Q:What’s currently hot on your plate?
A:We have a number of projects in the works. One of the goals of our new network infrastructure is to increase network security—deploy effective firewalls and content and spam filtering and make sure the internal infrastructure is standardized and rock-solid. Another big project is the deployment of IP telephones. We either have or soon will have 911 emergency capabilities in each classroom in the district. Our student information system feeds the IP telephony system with information—teachers have access to student demographics and parent contact information, and we can easily and simply activate broadcast messages in case of an emergency or disaster. The possibilities are vast.

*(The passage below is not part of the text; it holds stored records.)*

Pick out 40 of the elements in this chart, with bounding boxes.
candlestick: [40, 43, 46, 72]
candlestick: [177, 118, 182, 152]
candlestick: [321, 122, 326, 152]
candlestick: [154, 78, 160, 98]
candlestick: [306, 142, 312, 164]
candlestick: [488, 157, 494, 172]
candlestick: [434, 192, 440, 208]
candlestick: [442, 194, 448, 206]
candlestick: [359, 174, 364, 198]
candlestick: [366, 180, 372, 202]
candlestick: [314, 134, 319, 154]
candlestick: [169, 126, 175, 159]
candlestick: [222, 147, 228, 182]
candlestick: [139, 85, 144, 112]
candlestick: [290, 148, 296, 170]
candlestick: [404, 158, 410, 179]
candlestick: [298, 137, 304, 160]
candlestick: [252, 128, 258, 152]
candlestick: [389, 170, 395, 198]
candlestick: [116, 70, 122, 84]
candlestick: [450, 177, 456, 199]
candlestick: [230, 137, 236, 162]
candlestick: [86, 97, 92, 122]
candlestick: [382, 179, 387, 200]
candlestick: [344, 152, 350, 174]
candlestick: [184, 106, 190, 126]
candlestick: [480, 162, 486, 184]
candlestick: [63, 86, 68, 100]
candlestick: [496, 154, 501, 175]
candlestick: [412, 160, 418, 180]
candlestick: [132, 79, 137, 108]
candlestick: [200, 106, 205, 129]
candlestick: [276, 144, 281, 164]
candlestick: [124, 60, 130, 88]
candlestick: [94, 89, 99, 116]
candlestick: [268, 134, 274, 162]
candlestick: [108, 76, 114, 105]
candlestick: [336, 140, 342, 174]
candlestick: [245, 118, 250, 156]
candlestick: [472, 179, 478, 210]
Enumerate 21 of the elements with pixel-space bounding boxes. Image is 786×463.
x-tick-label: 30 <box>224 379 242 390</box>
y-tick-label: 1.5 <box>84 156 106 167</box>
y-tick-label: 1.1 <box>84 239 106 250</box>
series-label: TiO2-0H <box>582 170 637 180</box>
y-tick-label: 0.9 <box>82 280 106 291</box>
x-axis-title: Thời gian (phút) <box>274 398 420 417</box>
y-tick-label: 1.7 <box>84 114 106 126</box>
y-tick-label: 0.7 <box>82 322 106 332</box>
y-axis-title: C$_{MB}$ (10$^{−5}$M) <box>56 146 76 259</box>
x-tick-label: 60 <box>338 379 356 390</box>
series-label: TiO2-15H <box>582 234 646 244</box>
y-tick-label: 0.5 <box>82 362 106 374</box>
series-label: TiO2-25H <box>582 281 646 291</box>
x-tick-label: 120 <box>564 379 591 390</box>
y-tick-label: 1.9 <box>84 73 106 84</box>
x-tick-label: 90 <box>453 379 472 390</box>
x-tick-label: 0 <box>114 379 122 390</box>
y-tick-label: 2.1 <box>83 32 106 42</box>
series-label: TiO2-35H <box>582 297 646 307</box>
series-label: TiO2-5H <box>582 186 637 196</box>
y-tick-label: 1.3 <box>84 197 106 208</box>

Q: Any final words of wisdom?
A: The bottom line for all of these technologies is that if they’re not used for the purpose of instruction, it’s all a waste of money. Most small school systems do not take good care of IT needs and decisions, and often IT is not well liked or well respected. We’re focused on IT here because it is critical to everything we are doing, and we can bring up any issues we have for very quick resolution. IT cannot be pushed aside, not if you want to make good use of your technology budget and improve the ability of your district to provide effective curriculum delivery now and in the future.
Richard Hoffman, former Web technologies coordinator for Fairfax County Public Schools in Virginia, is a technical architect based in New Hampshire and site editor of CMP Media’s Systems Integration Pipeline.